Et donc, en absence de référent, faites confiance à votre oreille, votre plaisir (en le transposant sur le long terme), la boucle est bouclée.

 

Apprenez à identifier le revendeur :

Il a parfois fait des choix de raisons plus que de passion ou alors sa passion, si sincère ou engagée qu’elle soit, ne correspond pas forcément à votre attente.

Apprenez aussi à faire la différence entre les magasins qui ont clairement fait des choix forts liés à une philosophie d’écoute, ceux qui alignent des grandes marques par amour des objets, ceux qui empilent les références sans autre raison que de pouvoir être présents sur tous les créneaux.

 

N’oubliez pas que la comparaison de la médiocrité donne le choix du plus ou moins médiocre.

Nombreux sont ceux qui clament : mais quand j’ai écouté, j’ai choisi le meilleur. Oui, certes, mais dans un combat d’amateurs.
L’excellence s’impose d’elle-même, ne vous laissez par embarquer par un engouement furtif, un spectacle de court terme : le cinémascope d’Hollywood ne raconte pas toute la vérité et on se lasse vite d’un spectacle outrancier qui a séduit d’emblée mais ne laisse rien sitôt la porte fermée.
L’amour de la musique est un contrat de long terme, l’étreinte avec une maîtresse (ou un amant) de passage est un plaisir éphémère.

 

Le prix n’est pas un facteur de qualité et si la seule réponse proposée par le conseiller face à votre insatisfaction est de faire grimper le prix, posez-vous les bonnes questions :

1 - J’ai mésestimé mon exigence dans mon rapport à la musique
2 - Je ne suis pas à la bonne adresse.
3 - Ce n’est pas le bon jour, je ne suis pas d’humeur

Attention aux réponses toutes faites, aux affirmations formelles assénées par ceux qui savent pour vous.

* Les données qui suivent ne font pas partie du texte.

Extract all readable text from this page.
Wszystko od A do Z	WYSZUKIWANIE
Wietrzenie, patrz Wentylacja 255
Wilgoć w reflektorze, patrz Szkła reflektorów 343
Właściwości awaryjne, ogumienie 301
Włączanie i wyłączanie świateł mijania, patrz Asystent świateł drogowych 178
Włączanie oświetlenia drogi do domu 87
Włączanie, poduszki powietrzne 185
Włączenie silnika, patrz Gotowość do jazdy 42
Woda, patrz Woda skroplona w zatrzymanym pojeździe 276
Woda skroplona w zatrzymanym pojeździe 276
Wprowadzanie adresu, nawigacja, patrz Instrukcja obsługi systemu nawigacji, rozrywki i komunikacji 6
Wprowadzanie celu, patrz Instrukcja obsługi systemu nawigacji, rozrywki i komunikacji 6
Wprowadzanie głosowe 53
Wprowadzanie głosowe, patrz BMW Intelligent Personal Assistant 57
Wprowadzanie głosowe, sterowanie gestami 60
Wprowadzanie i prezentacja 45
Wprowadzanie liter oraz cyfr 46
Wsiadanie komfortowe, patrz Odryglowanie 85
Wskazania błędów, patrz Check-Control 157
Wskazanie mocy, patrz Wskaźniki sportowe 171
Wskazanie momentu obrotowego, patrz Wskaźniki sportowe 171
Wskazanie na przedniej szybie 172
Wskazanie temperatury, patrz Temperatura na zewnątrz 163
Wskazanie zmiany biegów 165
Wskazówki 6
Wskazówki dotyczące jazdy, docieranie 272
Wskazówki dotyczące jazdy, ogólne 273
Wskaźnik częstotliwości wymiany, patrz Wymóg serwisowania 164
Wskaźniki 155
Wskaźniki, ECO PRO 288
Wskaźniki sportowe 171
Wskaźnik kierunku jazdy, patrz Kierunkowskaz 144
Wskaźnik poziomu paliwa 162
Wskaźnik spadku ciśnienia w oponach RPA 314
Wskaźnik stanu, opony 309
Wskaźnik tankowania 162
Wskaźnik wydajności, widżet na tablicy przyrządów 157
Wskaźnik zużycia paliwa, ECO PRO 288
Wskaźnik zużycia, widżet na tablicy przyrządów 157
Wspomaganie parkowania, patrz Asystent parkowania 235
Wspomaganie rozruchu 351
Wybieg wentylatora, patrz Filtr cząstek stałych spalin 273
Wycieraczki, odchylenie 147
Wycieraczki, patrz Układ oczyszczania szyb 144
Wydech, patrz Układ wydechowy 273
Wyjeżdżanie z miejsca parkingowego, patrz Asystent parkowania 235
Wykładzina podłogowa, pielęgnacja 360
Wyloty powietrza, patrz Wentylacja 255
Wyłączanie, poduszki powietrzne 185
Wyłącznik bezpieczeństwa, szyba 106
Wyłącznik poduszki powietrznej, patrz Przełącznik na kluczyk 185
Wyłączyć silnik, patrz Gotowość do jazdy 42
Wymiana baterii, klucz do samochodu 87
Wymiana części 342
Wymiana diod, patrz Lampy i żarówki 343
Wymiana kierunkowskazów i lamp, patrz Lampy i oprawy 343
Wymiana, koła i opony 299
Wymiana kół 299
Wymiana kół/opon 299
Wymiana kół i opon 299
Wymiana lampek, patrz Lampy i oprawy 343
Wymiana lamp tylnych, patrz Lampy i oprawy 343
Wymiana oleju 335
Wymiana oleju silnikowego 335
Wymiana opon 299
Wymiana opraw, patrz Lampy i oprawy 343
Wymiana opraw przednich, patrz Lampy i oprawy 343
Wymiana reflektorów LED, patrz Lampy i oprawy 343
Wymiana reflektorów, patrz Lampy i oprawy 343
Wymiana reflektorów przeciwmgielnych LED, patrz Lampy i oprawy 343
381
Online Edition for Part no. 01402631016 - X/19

Certains éléments de réponse vous appartiennent et un bon revendeur ne peut que vous décrire les curseurs en jeu, pas les positionner à votre place !
J’ai la faiblesse de penser qu’en sortant d’un premier contact avec un bon revendeur, vous avez plus de questions qu’en entrant. Mais les bonnes questions, cette fois, celles qui vous permettront, en regardant plus tard quelques années en arrière, d’éviter les regrets car :

Se tromper coûte cher ; vouloir progresser par étapes ou à-coups sans vision globale coûte cher ; imaginer qu’une bonne occasion est forcément un bon choix peut coûter cher ; mal estimer son budget en rapport avec son lien personnel à la musique, son importance dans votre vie, votre développement culturel possible, coûte cher…

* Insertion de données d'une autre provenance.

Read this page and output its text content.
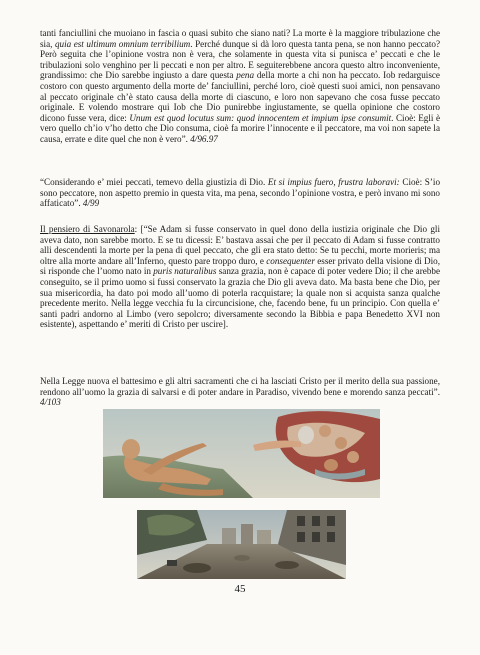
tanti fanciullini che muoiano in fascia o quasi subito che siano nati? La morte è la maggiore tribulazione che sia, quia est ultimum omnium terribilium. Perché dunque si dà loro questa tanta pena, se non hanno peccato? Però seguita che l’opinione vostra non è vera, che solamente in questa vita si punisca e’ peccati e che le tribulazioni solo venghino per li peccati e non per altro. E seguiterebbene ancora questo altro inconveniente, grandissimo: che Dio sarebbe ingiusto a dare questa pena della morte a chi non ha peccato. Iob redarguisce costoro con questo argumento della morte de’ fanciullini, perché loro, cioè questi suoi amici, non pensavano al peccato originale ch’è stato causa della morte di ciascuno, e loro non sapevano che cosa fusse peccato originale. E volendo mostrare qui Iob che Dio punirebbe ingiustamente, se quella opinione che costoro dicono fusse vera, dice: Unum est quod locutus sum: quod innocentem et impium ipse consumit. Cioè: Egli è vero quello ch’io v’ho detto che Dio consuma, cioè fa morire l’innocente e il peccatore, ma voi non sapete la causa, errate e dite quel che non è vero”. 4/96.97

“Considerando e’ miei peccati, temevo della giustizia di Dio. Et si impius fuero, frustra laboravi: Cioè: S’io sono peccatore, non aspetto premio in questa vita, ma pena, secondo l’opinione vostra, e però invano mi sono affaticato”. 4/99

Il pensiero di Savonarola: [“Se Adam si fusse conservato in quel dono della iustizia originale che Dio gli aveva dato, non sarebbe morto. E se tu dicessi: E’ bastava assai che per il peccato di Adam si fusse contratto alli descendenti la morte per la pena di quel peccato, che gli era stato detto: Se tu pecchi, morte morieris; ma oltre alla morte andare all’Inferno, questo pare troppo duro, e consequenter esser privato della visione di Dio, si risponde che l’uomo nato in puris naturalibus sanza grazia, non è capace di poter vedere Dio; il che arebbe conseguito, se il primo uomo si fussi conservato la grazia che Dio gli aveva dato. Ma basta bene che Dio, per sua misericordia, ha dato poi modo all’uomo di poterla racquistare; la quale non si acquista sanza qualche precedente merito. Nella legge vecchia fu la circuncisione, che, facendo bene, fu un principio. Con quella e’ santi padri andorno al Limbo (vero sepolcro; diversamente secondo la Bibbia e papa Benedetto XVI non esistente), aspettando e’ meriti di Cristo per uscire].

Nella Legge nuova el battesimo e gli altri sacramenti che ci ha lasciati Cristo per il merito della sua passione, rendono all’uomo la grazia di salvarsi e di poter andare in Paradiso, vivendo bene e morendo sanza peccati”. 4/103

45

Fuir les affirmations genre : la haute-fidélité, c’est une question de goût.

Pourquoi pas. Mais théoriquement on cherche à s’approcher au plus près de la vérité ou à tout le moins de la plausibilité. « Affaire de goût » éloigne du rôle majeur de la haute-fidélité : transmettre le plus scrupuleusement possible l’histoire qu’ont voulu raconter les musiciens, pas de créer une beauté factice qui conviendrait à votre goût.

Il y a une différence majeure entre l’émission et la réception. L’émission est factuelle et la réception, en effet, subjective.

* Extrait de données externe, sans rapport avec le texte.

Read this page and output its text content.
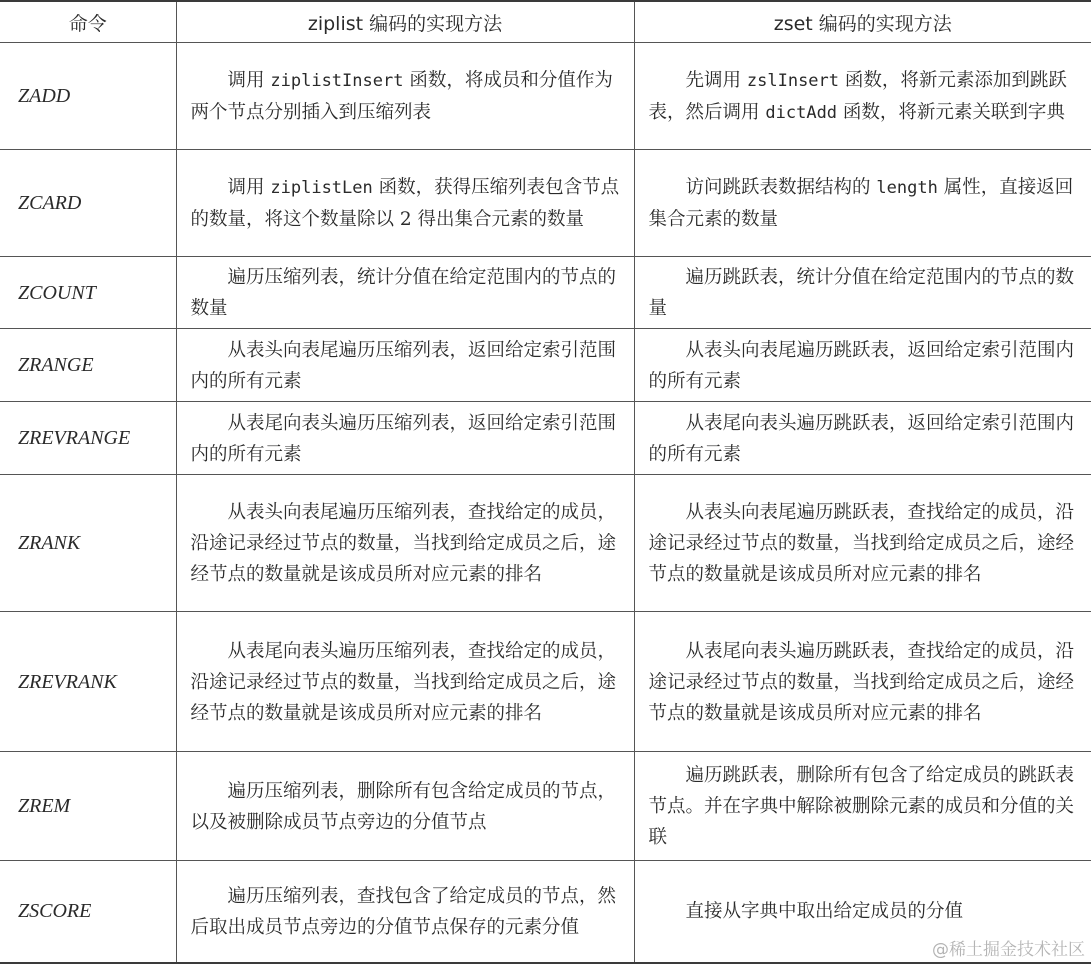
命令	ziplist 编码的实现方法	zset 编码的实现方法
ZADD	调用 ziplistInsert 函数，将成员和分值作为两个节点分别插入到压缩列表	先调用 zslInsert 函数，将新元素添加到跳跃表，然后调用 dictAdd 函数，将新元素关联到字典
ZCARD	调用 ziplistLen 函数，获得压缩列表包含节点的数量，将这个数量除以 2 得出集合元素的数量	访问跳跃表数据结构的 length 属性，直接返回集合元素的数量
ZCOUNT	遍历压缩列表，统计分值在给定范围内的节点的数量	遍历跳跃表，统计分值在给定范围内的节点的数量
ZRANGE	从表头向表尾遍历压缩列表，返回给定索引范围内的所有元素	从表头向表尾遍历跳跃表，返回给定索引范围内的所有元素
ZREVRANGE	从表尾向表头遍历压缩列表，返回给定索引范围内的所有元素	从表尾向表头遍历跳跃表，返回给定索引范围内的所有元素
ZRANK	从表头向表尾遍历压缩列表，查找给定的成员，沿途记录经过节点的数量，当找到给定成员之后，途经节点的数量就是该成员所对应元素的排名	从表头向表尾遍历跳跃表，查找给定的成员，沿途记录经过节点的数量，当找到给定成员之后，途经节点的数量就是该成员所对应元素的排名
ZREVRANK	从表尾向表头遍历压缩列表，查找给定的成员，沿途记录经过节点的数量，当找到给定成员之后，途经节点的数量就是该成员所对应元素的排名	从表尾向表头遍历跳跃表，查找给定的成员，沿途记录经过节点的数量，当找到给定成员之后，途经节点的数量就是该成员所对应元素的排名
ZREM	遍历压缩列表，删除所有包含给定成员的节点，以及被删除成员节点旁边的分值节点	遍历跳跃表，删除所有包含了给定成员的跳跃表节点。并在字典中解除被删除元素的成员和分值的关联
ZSCORE	遍历压缩列表，查找包含了给定成员的节点，然后取出成员节点旁边的分值节点保存的元素分值	直接从字典中取出给定成员的分值
@稀土掘金技术社区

Donc, si vous et moi et moi sommes au même concert l’un à côté de l’autre, nous apprécierons chacun à notre manière la qualité du ou des artistes. Aussi, si nous écoutons le ou les mêmes artistes sur une chaîne hifi, celle-ci doit nous permettre de retrouver nos différences de perception et pas les maquiller sous prétexte de coller à nos goûts.

 

Enfin, en tant que « client » vous avez aussi des responsabilités :

Evitez de tomber dans le bashing un peu facile qui considère qu’un marchand est forcément un vaurien qui se gave.

Les marges en haute-fidélité ne sont pas celles que vous imaginez et l’investissement des magasins (je ne parle pas des pousseurs de cartons ou des enseignes internet) souvent très élevé et constant.

Respectez le travail de ceux qui vous ont conseillés, guidés, procuré un enseignement, en renonçant à la tentation de foncer voir ailleurs si vous paierez un peu moins cher : la pseudo bonne affaire se paye à un moment ou un autre !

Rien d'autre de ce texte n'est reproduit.